City of Prescott Hosts Arizona Law Enforcement K-9 Association

Sgt. Jeff Hemphill and his K-9 Partner Hercules
(second police dog team seen in video)

The Prescott Police Department K-9 unit held a demonstration of its work on July 14, 2015, at the Prescott Rodeo Grounds. More than one hundred police officers and their dogs from across Arizona were in Prescott for the week for training as part of a yearly certificate required by the Arizona Law Enforcement K-9 Association (ALECA). The public demonstration included 20-30 dogs and their trainers.

The Prescott Police Department K-9 Team consists of two police dogs and their trainers, Police Officer Dan Smith and his K-9 partner Corey, a Czech Shepherd, and Sgt. Jeff Hemphill and his K-9 partner Hercules, a Dutch Shepherd.

"Our dogs do things that their human partners can't," said Sgt. Hemphill. "Due to their keen sense of smell, sight, agility and other abilities, they are a very valuable tool in police work." The dogs have been trained to find people, both those hiding from law enforcement to avoid being taken into custody, as well as individuals who have become lost or are missing. Dogs can also be trained to detect various narcotics and explosives. By training with actual narcotics and chemicals used in explosives, the dogs are able to smell the very distinct odors given off by these items.

"Our dogs are trained to locate narcotics such as marijuana, cocaine, heroin, and methamphetamine, as well as search for and apprehend high-risk criminals who have fled from law enforcement and/or concealed themselves to avoid capture," said Officer Smith. 
The dogs have been through extensive training courses and are certified through the ALECA. Once the initial training and certification have been completed, the Prescott Police Department K-9 Team continues with frequent training to keep their skills sharp.

"The Prescott K-9 Team also provides canine demonstrations throughout the year for school programs, scout groups, community activities, businesses, and special interest groups," said Prescott Police LT Amy Bonney. "These demonstrations provide an excellent opportunity to promote a greater understanding of how and why canines benefit law enforcement and citizens in their efforts to keep our communities safe."

L-R: Police Officer Dan Smith and his K-9 partner Corey, a Czech Shepherd, and Sgt.
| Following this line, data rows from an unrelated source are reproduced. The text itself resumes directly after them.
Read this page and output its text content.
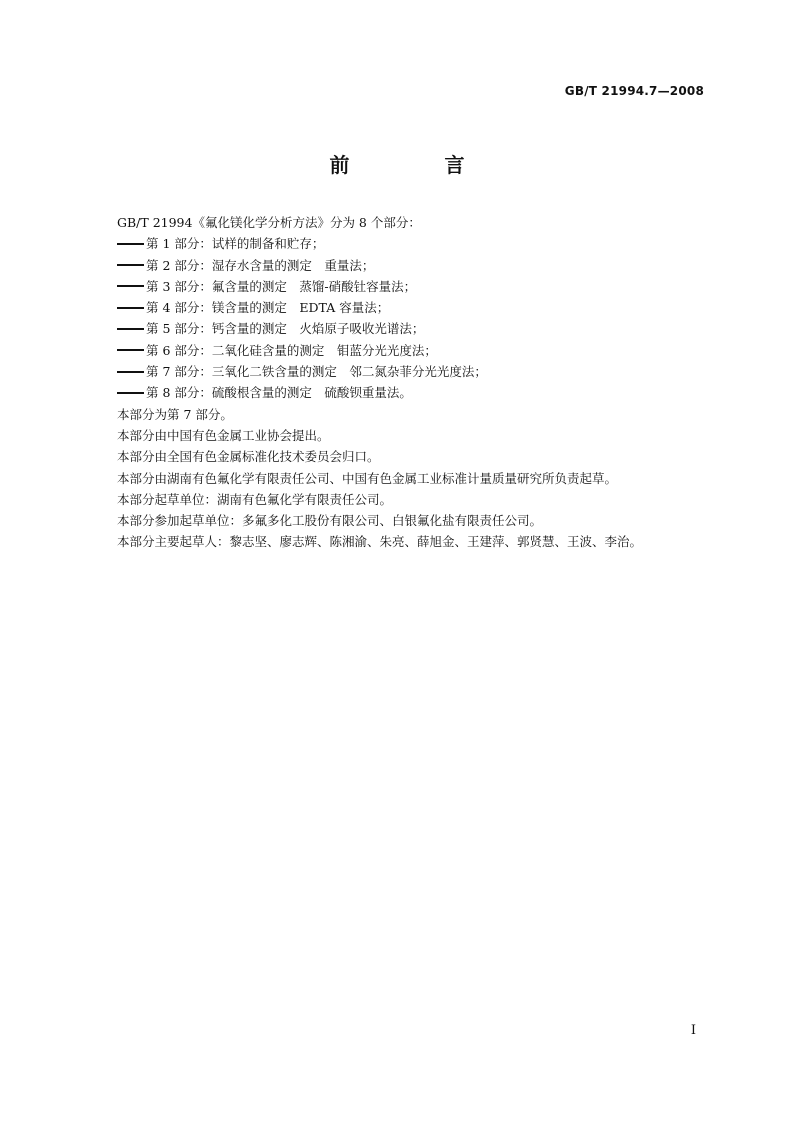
GB/T 21994.7—2008
前 言
GB/T 21994《氟化镁化学分析方法》分为 8 个部分：
第 1 部分：试样的制备和贮存；
第 2 部分：湿存水含量的测定　重量法；
第 3 部分：氟含量的测定　蒸馏-硝酸钍容量法；
第 4 部分：镁含量的测定　EDTA 容量法；
第 5 部分：钙含量的测定　火焰原子吸收光谱法；
第 6 部分：二氧化硅含量的测定　钼蓝分光光度法；
第 7 部分：三氧化二铁含量的测定　邻二氮杂菲分光光度法；
第 8 部分：硫酸根含量的测定　硫酸钡重量法。
本部分为第 7 部分。
本部分由中国有色金属工业协会提出。
本部分由全国有色金属标准化技术委员会归口。
本部分由湖南有色氟化学有限责任公司、中国有色金属工业标准计量质量研究所负责起草。
本部分起草单位：湖南有色氟化学有限责任公司。
本部分参加起草单位：多氟多化工股份有限公司、白银氟化盐有限责任公司。
本部分主要起草人：黎志坚、廖志辉、陈湘渝、朱亮、薛旭金、王建萍、郭贤慧、王波、李治。
I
Jeff Hemphill and his K-9 partner Hercules, a Dutch Shepherd.

Newsletter Contest
The City of Prescott is extending the deadline to submit a title to this quarterly newsletter.    
We are in the process of updating the look and feel of the newsletter, and we are asking for help from the community to come up with a creative title.
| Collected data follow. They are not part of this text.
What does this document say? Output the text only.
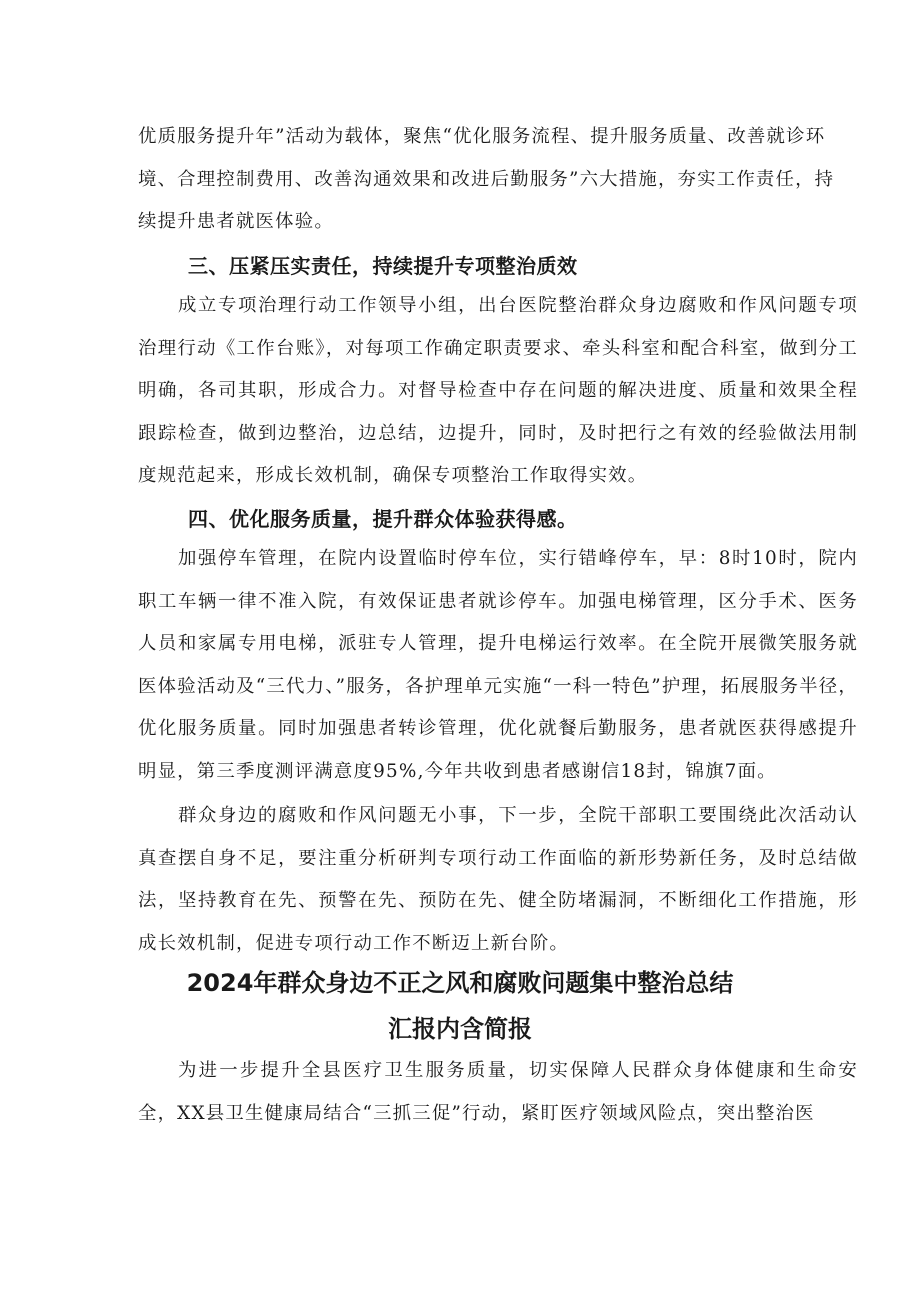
优质服务提升年”活动为载体，聚焦“优化服务流程、提升服务质量、改善就诊环

境、合理控制费用、改善沟通效果和改进后勤服务”六大措施，夯实工作责任，持

续提升患者就医体验。

三、压紧压实责任，持续提升专项整治质效

成立专项治理行动工作领导小组，出台医院整治群众身边腐败和作风问题专项治理行动《工作台账》，对每项工作确定职责要求、牵头科室和配合科室，做到分工明确，各司其职，形成合力。对督导检查中存在问题的解决进度、质量和效果全程跟踪检查，做到边整治，边总结，边提升，同时，及时把行之有效的经验做法用制度规范起来，形成长效机制，确保专项整治工作取得实效。

四、优化服务质量，提升群众体验获得感。

加强停车管理，在院内设置临时停车位，实行错峰停车，早：8时10时，院内职工车辆一律不准入院，有效保证患者就诊停车。加强电梯管理，区分手术、医务人员和家属专用电梯，派驻专人管理，提升电梯运行效率。在全院开展微笑服务就医体验活动及“三代力、”服务，各护理单元实施“一科一特色”护理，拓展服务半径，优化服务质量。同时加强患者转诊管理，优化就餐后勤服务，患者就医获得感提升明显，第三季度测评满意度95%,今年共收到患者感谢信18封，锦旗7面。

群众身边的腐败和作风问题无小事，下一步，全院干部职工要围绕此次活动认真查摆自身不足，要注重分析研判专项行动工作面临的新形势新任务，及时总结做法，坚持教育在先、预警在先、预防在先、健全防堵漏洞，不断细化工作措施，形成长效机制，促进专项行动工作不断迈上新台阶。

2024年群众身边不正之风和腐败问题集中整治总结
汇报内含简报

为进一步提升全县医疗卫生服务质量，切实保障人民群众身体健康和生命安全，XX县卫生健康局结合“三抓三促”行动，紧盯医疗领域风险点，突出整治医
The title should be short and reflect the type of publication it is: an informational newsletter about the city.

The person who comes up with the winning suggestion will be featured in an upcoming edition.
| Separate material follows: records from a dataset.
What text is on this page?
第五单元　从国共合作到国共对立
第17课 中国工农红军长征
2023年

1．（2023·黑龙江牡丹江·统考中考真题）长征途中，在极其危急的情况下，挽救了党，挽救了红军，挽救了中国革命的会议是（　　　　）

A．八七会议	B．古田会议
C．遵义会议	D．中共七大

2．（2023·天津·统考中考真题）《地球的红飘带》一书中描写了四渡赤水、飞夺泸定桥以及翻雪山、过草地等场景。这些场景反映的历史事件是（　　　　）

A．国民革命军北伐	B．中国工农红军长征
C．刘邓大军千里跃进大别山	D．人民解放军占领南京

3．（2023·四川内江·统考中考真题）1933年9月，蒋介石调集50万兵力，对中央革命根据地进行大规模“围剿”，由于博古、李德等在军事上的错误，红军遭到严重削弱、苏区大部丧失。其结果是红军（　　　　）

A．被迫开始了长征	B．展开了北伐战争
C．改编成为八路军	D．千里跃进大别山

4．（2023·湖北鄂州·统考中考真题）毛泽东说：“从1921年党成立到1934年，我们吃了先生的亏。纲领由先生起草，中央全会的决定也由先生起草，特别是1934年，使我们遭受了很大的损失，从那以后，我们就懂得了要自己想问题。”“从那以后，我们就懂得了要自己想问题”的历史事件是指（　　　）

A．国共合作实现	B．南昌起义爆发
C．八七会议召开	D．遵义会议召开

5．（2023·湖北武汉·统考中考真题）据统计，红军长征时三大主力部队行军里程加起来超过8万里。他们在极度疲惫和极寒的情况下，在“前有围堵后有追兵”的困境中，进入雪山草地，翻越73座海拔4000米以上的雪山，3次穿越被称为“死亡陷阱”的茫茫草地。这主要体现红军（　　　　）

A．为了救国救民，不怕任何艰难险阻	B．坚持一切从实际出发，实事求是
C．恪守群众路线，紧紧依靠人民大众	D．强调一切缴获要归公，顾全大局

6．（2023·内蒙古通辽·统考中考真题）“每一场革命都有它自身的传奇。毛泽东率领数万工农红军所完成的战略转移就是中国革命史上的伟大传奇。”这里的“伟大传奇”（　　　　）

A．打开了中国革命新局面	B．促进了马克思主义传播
Suggestions can be sent by email to the Communications Department at

  Fall Highlights

  Yavapai Fair

The Yavapai Fair moved back to its old home at the Prescott Frontier Days Rodeo Grounds this year, October 1, 2, 3 and 4, 2015.

Since 1913, the Fair features fun for the entire family including children's activities, entertainment, music, rides, commercial vendors, agricultural exhibits and a wide variety of food and attractions. 

This year also featured the 4-H Future Farmer's of America Expo, displaying projects including small stock, sheep, swine and dairy goat showmanship.

Food vendors offered BBQ, ribs, turkey legs, Fry Bread, Kettle Corn, Snow Cones, fried Twinkies and much more!

Estimated attendance was 16,889 for all four days, October 1-4, 2015. 

Prescott's Great Outdoors

Veterans Day Parade

The Parade will take place in Downtown Prescott on Wednesday, November 11, 2015, and will feature more than
80 entries.

The parade begins at 11:00 a.m. to commemorate the armistice between Germany and the Allied forces at 11:00 a.m., Nov. 11, 1918, which ended World War I.